Ichimoku Cloud Signals
You can use a combination of the exchange rate of a currency pair, the conversion, and baselines to identify signals. The most efficient bullish signals occur when the exchange rate is above the cloud. The most efficient bearish signals occur when the exchange rate is below the cloud. The underlying theme is that you want to trade in the direction of the trend.
Bullish and Bearish Crossover Signals
Conversion-Base Line Signals occur when either the conversion line crosses below the baseline (bearish signal) or the conversion line crosses above the baseline (bullish signal). In the chart of the GBP/USD, the bearish signal that occurred in February happened with the exchange rate was below the cloud and the conversion line crossed below the baseline. You can see that in early June 2020, the conversion line crossed above the baseline when the exchange rate was above the cloud. There are several scenarios where the conversion line crosses above or below the baseline, but not as many occur when the trend is pointing in the direction of the signal.
Short-term Price to Base Line Signals
Within the larger trend, there are short-term overbought and oversold signals that are created with a combination of the exchange rate and the baseline. With the price trading above the cloud, a pull-back in the exchange rate will occur when the exchange rate moves below the baseline.

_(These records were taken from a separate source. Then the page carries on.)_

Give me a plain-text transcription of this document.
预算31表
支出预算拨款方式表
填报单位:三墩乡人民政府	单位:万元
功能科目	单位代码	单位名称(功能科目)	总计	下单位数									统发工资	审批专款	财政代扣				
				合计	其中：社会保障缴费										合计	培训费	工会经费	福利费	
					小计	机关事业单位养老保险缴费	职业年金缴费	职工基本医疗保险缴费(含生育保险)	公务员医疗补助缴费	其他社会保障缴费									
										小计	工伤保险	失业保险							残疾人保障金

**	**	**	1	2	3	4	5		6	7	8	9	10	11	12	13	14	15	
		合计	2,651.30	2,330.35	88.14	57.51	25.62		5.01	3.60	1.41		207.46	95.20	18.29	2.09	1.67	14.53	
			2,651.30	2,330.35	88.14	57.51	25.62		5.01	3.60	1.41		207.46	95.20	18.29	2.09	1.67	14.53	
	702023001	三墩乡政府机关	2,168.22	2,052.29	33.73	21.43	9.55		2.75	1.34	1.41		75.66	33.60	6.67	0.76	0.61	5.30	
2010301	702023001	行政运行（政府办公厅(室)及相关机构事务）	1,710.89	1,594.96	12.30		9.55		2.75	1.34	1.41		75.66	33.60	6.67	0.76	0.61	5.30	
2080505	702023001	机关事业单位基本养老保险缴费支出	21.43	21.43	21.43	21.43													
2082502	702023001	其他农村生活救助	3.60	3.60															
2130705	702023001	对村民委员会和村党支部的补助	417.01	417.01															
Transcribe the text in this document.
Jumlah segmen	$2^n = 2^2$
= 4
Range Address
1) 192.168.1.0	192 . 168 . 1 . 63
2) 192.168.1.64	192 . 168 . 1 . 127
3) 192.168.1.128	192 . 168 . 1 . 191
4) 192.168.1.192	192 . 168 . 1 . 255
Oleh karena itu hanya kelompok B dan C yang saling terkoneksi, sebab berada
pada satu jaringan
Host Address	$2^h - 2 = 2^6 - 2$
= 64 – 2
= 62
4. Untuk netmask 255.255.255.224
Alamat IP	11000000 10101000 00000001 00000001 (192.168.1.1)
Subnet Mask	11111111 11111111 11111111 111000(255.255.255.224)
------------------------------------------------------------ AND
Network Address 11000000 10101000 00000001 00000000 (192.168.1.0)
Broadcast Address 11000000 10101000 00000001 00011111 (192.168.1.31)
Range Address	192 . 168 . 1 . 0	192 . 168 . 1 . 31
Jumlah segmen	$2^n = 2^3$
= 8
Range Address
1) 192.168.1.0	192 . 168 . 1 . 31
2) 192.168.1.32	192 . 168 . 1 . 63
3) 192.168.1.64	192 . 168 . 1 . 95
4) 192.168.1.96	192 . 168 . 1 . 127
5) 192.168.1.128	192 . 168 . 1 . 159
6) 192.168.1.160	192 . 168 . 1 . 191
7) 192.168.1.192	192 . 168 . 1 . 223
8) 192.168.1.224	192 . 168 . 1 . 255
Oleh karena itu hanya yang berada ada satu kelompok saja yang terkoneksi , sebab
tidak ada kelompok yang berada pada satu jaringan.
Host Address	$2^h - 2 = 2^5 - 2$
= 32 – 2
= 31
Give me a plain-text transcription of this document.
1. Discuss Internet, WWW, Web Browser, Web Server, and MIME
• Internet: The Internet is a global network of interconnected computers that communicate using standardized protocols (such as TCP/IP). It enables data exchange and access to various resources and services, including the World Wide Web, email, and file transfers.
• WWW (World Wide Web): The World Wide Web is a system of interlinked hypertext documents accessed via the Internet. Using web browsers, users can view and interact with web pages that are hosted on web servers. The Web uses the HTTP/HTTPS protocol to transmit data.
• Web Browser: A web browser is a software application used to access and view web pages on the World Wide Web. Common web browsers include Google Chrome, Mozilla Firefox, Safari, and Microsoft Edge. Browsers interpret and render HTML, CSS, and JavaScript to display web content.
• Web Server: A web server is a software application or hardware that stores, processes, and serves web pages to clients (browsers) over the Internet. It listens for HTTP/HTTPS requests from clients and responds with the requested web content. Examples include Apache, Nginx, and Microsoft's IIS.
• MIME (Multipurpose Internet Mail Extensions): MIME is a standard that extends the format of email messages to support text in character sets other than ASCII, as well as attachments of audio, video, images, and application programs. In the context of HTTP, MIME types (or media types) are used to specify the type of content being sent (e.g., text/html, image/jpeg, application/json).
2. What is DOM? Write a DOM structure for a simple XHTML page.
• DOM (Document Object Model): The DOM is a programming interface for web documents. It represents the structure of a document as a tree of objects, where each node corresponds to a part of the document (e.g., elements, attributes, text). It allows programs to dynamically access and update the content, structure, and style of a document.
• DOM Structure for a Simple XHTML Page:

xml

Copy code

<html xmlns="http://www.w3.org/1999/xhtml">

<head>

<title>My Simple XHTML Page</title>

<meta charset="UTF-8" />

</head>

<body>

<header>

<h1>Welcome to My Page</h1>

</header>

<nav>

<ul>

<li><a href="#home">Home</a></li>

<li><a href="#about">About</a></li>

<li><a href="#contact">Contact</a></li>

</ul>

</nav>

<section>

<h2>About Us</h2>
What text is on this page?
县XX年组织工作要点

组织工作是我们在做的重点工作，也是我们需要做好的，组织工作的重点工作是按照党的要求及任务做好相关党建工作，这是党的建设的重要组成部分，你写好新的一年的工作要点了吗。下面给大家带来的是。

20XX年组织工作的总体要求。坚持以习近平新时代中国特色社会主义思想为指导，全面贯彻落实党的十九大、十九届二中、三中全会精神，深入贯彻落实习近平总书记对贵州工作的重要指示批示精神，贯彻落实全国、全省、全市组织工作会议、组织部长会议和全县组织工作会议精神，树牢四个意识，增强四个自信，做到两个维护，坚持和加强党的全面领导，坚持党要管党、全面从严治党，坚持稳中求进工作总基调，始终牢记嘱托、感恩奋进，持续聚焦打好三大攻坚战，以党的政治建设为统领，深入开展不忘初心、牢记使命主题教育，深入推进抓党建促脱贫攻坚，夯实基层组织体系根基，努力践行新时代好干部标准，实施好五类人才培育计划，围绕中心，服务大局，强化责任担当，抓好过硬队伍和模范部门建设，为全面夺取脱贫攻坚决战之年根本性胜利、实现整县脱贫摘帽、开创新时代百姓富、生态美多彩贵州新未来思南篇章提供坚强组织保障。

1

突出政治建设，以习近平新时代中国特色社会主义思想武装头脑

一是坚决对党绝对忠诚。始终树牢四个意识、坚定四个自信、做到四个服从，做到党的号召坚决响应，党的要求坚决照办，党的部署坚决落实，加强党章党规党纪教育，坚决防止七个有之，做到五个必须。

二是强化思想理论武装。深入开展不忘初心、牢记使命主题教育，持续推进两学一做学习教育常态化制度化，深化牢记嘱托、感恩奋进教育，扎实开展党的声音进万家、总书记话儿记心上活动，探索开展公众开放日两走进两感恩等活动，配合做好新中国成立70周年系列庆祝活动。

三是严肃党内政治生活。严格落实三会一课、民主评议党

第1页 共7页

When this occurs there is a decline in the exchange rate which is part of the larger trend. This creates the setup. When the exchange rate rises back above the baseline a bullish signal is generated. Alternatively, a bearish price to the base line would initially begin when the exchange rate is trading below the cloud. The exchange rate will rise above the baseline. When it declines below the baseline a short-term bearish signal is generated.
Momentum, Trends, and Overbought-Oversold Triggers
The Ichimoku Cloud is a comprehensive trading tool that incorporates trends, momentum, and overbought/oversold triggers. Recall, a bullish trend is in place when the price is above the cloud. Momentum accelerates when the conversion signal crosses above the baseline. This is similar to the crossover buy signal generated by the MACD (moving average convergence divergence) If the price moves below the baseline when the price was above the cloud before the move, an oversold trigger is kicked off generating a buy signal. The bearish signal also has these three components. When the price is below the cloud a bearish trend is in place. A bearish momentum signal is kicked off when the conversion line crosses below the baseline. If the exchange rate rises above the baseline and the exchange rate is below the cloud initially, then when the exchange rate crosses back through the baseline an overbought bearish trigger is activated
The Bottom Line
The Ichimoku Cloud provides a trading system that gives many different bullish and bearish signals. It was first introduced by journalist Goichi Hosoda and published in his 1969 book. Your MT4 offered by Rakuten Securities Australia will provide all the default settings to allow you to view the signals in real-time. If you are interested in changing the default calculations the process is as simple as changing the settings. You can use the Ichimoku Cloud system to identify trends, as well as to find momentum and overbought/oversold signals.